具体的には、周期数が最速のCPUではなく、中速あるいは低速のCPUを設計の段階でその処理をさらに効率化して、同じ内容の機能を少ない情報処理量で実現する事によって必要となる電気の消費量とそれに伴う発熱を下げる。それによって空冷の必要性を下げる、あるいは放熱板だけで低温化を実現し、空冷の必要性を無くしたCPUが開発されるようになった。インテル社のAtom、AMD社のAthlonNeoやVIA社のVIANanoやDM&P Electronics社のVortex86がこれに当たる。また、電力の消費が少ないので、電源の空冷やケースの換気用の空冷も必要としない。ゲーム用ではないので、高性能のグラフィックカードも必要でなく、マザーボードに組み込まれているもので代用する。このCPUでパソコンを組み上げると、電源、CPU, グラフィックカードの総てで空冷が必要無くなり、さらにこれにハードドライブの代わりにFlashCardなどを使えば、駆動部分がパソコンから消滅する。これによって無音パソコンが実現する。またFlashCardではなく、既存のHDを使う場合もCacheやメモリーの容量を上げてHDアクセスを減らす事で消音化を行う事も可能である。さらに、結果として、場所を取る扇風機が無くなり、さらに、換気のためにスペースを取る必要も無くなる事から、ケースが小さくてすみ、結果として辞書程度の大きさの省スペースパソコンとしても機能する。現在は省スペースパソコンは、ほとんどの場合は、小さな扇風機を使った静音あるいは空冷を一切行わない無音パソコンである。また低機能化により静音化を実現しているので出費が少なくて済むという利点もある。

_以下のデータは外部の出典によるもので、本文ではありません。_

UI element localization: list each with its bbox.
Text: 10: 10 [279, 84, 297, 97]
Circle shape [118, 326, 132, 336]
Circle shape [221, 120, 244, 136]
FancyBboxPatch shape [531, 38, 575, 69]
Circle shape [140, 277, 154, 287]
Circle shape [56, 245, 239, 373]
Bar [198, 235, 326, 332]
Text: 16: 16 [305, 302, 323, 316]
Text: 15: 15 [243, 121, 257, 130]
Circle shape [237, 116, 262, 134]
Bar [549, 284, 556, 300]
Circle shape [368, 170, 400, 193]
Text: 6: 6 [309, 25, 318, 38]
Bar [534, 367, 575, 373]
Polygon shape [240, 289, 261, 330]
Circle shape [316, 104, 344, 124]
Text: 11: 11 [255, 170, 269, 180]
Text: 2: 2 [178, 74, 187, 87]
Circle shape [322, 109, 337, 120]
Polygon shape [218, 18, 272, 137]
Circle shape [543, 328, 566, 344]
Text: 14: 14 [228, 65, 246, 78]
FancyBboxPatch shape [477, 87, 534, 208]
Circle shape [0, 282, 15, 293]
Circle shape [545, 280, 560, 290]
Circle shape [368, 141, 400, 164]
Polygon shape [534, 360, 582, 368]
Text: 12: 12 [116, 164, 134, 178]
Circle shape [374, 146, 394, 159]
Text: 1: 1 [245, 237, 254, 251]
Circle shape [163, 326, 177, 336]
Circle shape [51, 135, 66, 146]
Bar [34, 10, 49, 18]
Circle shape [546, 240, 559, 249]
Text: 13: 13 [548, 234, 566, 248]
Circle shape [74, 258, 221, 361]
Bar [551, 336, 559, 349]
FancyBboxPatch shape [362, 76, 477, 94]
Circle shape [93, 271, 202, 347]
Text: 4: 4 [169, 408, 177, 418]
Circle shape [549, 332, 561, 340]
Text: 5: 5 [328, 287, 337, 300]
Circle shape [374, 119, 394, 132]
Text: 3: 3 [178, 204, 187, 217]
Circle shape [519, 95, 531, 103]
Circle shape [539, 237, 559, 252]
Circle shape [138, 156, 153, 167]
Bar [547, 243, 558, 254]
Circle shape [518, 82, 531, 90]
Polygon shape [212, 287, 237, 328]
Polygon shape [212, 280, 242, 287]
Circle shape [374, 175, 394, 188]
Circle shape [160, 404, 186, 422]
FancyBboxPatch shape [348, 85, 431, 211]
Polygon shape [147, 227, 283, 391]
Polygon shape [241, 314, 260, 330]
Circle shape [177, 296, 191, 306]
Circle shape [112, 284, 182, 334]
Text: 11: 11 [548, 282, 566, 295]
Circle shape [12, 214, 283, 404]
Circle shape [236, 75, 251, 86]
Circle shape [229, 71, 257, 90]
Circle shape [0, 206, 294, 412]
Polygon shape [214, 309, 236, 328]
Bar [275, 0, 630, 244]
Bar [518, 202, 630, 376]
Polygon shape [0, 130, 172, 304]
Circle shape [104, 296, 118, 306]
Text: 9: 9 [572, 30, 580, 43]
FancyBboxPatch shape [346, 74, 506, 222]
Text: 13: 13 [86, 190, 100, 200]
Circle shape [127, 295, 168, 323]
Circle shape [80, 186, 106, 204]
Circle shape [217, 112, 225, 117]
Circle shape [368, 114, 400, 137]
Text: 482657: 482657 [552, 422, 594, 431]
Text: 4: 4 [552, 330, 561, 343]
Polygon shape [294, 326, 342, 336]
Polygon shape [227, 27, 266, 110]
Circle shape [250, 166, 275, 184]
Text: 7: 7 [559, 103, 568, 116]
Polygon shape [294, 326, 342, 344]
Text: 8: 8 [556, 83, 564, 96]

このようなパソコンの開発の背景となったのはラップトップパソコンである。小型化、薄型化が重要なラップトップではCPUの発熱から生ずる問題は重要な課題であり、またラップトップはゲームなどの用途には不向きな為、CPUのメーカーはあくまでも事務処理に主眼をおいたラップトップ用の低発熱のCPUをこれまで開発してきた。一方で、携帯電話機が高機能化する過程でその機能的内容がコンピューターに近いものになると、携帯電話のパソコン化がおこる。特に携帯電話においてはその用途から空冷などは問題外であり、この場合は無音を前提としたCPUがパソコン用のCPUとは別路線で開発されてきた。
さらに近年、ビジネス用に商品開発されたラップトップに対してインターネットとマルチメディア機能に特化した小型のネットトップが新たな商品として開発されるようになる一方で、携帯電話では、スマートフォンと呼ばれる事実上パソコンに近い携帯電話が開発されている。近年では、パソコンでインターネットを使っての通話が可能であり、小型パソコンと携帯電話の垣根そのものが曖昧になってきている。インターネットなどのマルチメディアのソフトの使用の利便さは、パソコンのCPUの速度ではなく、あくまでもインターネット通信の速度がその利便性の要となる為、このような市場の流れのなかで、これまでの高速化を至上としたCPUの開発とは別にあくまでも便利性(小型・無音・軽量)に特化した新たなパソコン用のCPUが開発されるようになった。このように静音化に特化したCPUを使ってマルチメディアやサーバー用に特化したネットトップやスマートフォンなどの新たな商品区分が生まれるなか、前世紀のパソコン市場は高性能至上主義であったが、最近ではマルチメディア用、サーバー用、ゲーム用、仕事用、外出用などの違った用途に合ったパソコンを独自で組み立てる消費者も存在する。